Patient Advocacy 2019: Safety in Healthcare – Candace Wenham

Patient Advocacy 2019: Safety in Healthcare

To be honest, doctors are getting paid to keep you sick. We still pay when they make a mistake. Three years ago, my daughter went through dozens and dozens of tests, including tests for cancer and HIV, to determine the cause of a baseball-sized lump in her neck. It turned out to be mono, after being tested for mono 3 times over a month! Two weeks in, and two negative mono tests later, the ENT offered to do a fine-needle aspiration, to which I not-so-politely declined (after running to the bathroom). We still footed the bill for the dozens of unneeded tests that ultimately led to the most obvious answer there was- a teenage girl not getting enough sleep having mono at age 14 (just like her mother did at the exact same age, actually).

We see this time and time again, doctors being paid, regardless of helping or hurting us, even doing nothing at all. Why are we still liable for medical bills that provide us with nothing and can even cause us harm? In fact, experts tell us that 80% of our hospital bills are wrong! How can this be? Most of the time we wouldn’t even notice. This is because we depend on our health insurance (private insurance) or Medicare (public insurance) to pay. We end up paying a smaller portion (hopefully) and try not to think about it anymore, unless we’re uninsured, and that’s another story.

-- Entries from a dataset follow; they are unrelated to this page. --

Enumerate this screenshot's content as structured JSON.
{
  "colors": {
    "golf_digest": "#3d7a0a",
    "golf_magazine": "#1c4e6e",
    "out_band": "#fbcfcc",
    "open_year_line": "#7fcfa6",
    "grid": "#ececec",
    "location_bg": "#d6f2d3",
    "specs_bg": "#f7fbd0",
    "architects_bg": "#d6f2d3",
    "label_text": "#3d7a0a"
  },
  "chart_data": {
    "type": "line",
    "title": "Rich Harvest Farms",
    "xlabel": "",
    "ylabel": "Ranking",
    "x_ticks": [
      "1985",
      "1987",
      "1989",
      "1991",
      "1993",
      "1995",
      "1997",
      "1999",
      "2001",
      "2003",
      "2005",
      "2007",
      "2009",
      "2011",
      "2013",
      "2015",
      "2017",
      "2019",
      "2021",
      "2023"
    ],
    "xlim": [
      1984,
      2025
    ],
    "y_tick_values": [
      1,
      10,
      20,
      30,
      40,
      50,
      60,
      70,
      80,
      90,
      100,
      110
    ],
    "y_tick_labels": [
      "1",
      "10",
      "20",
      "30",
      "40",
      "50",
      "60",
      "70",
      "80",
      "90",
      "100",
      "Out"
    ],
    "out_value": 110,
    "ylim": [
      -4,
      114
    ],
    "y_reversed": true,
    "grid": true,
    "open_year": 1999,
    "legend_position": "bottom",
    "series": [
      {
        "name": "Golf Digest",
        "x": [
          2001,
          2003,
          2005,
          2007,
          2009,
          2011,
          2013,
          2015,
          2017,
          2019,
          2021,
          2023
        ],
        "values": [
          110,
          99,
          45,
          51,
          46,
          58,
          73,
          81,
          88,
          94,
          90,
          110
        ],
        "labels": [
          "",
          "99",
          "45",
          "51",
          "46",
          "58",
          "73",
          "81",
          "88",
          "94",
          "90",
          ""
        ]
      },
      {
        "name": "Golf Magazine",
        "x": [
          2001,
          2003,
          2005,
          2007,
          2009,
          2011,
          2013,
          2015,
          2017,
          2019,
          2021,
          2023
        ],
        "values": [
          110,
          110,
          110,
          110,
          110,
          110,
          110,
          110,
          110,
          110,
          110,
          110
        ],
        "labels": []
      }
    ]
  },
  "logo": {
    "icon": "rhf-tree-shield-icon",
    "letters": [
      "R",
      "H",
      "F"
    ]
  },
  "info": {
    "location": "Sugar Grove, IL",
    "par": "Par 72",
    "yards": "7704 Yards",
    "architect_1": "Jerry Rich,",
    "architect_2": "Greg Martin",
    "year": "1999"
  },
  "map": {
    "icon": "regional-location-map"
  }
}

Keeping Safe and Taking Active Steps in Our Care for 2019

· When seeing more than one doctor, communicate directly with medical staff AND your doctors that you are actively seeing another doctor. Make sure they are both aware of each other. Describe the diagnoses to each doctor, and how each arrived at each diagnosis- bring your diagnosis (the IMPORTANT medical records) to show your new doctor so that each is clear.

· Bring a list of medications. A list of medications to show your doctors is essential and will need to be updated EVERY time you go to each doctor. I have noticed this is important to check every single time one attends an appointment. For some reason, medication lists are almost always wrong (not updated properly).

· Ask each doctor about medication interactions between ALL medications- the ones they’re prescribing and the ones the other doctor is prescribing. No one knows everything. I have found this out the hard way. Medication errors are too common and happen 20% of the time in a hospital setting- whether its dosage, administration, etc.; sadly, we have no idea how to measure how often it happens in the typical doctor/patient interaction. Being proactive with medication can literally save your life. Ask your doctor. Read those long, scary print-outs they give you. This has saved both my life and my best friend’s. Ask the pharmacist. Read research and interactions through NIH and PubMed. Honestly, this can save your life. Sometimes, even over-the-counter medications can interact with prescriptions and cause major damage.

· Be judicious with medications. When taking more than one medication, pay attention to your side effects before starting another medication. If you’re having side effects, tell your doctor. Your doctor may not ask you about side effects; in fact, it is not their job to call in two weeks to ask about side effects. You must be a proactive patient and tell your doctor or their medical staff if you are having negative side effects. On the other hand, if you are feeling okay, then you may start another medication, if prescribed. Don’t just blindly do what your doctor(s) tell you- monitor how you are FEELING first! They don’t know how you are feeling unless you tell them. Another medication issue would be if it is actually making you WORSE instead of better, or not better at all, then your dosage may need to be adjusted.

· Experts tell us that around 20% of all diagnoses are wrong. That means 1 out of 5 times you go to your doctor, you are given the wrong diagnosis. Not really, but hypothetically speaking. In other words, it would not be surprising if you were given the wrong diagnosis at some point in your life. The wrong diagnosis could lead to the wrong treatment, the wrong prescriptions, the wrong surgery, and even death. In fact, up to 40% of all ER diagnoses are wrong! Don’t try to get an accurate diagnosis in the ER, especially at night on the weekend! It’s no secret you don’t have the top-notch staff working at those times, nor the number of staff or doctors available for emergencies. If possible, bring someone with you for nights and weekends, just in case.

· Choosing a great doctor will keep you safe. The better you are able to communicate with your doctor, the more likely you are to trust them. If you feel your doctor is respectful and is truly listening to you, then you will feel and most likely will actually BE safer. I like when the staff is courteous, happy, attentive, and calls you with results. There is something to be said about positive leadership. The doctor who treats their staff well, who provides a fulfilling environment with prompt service to customers (patients), and who actually reads your chart while speaking with you is my kind of doctor. They also look you in the eye and listen to what you are saying without rushing you. You may wait a while for them, but they are worth it because they are spending time with other patients like they are with you. Another trait I look for is the ability for them to be humble- to accept they do not know everything, to be open to new treatment options they may not have heard of (this is a great time to bring your printed information- peer-reviewed human subject clinical trials only please!), to listen to your worries, to listen to your wishes, and to not judge, but to empathize. They are out there!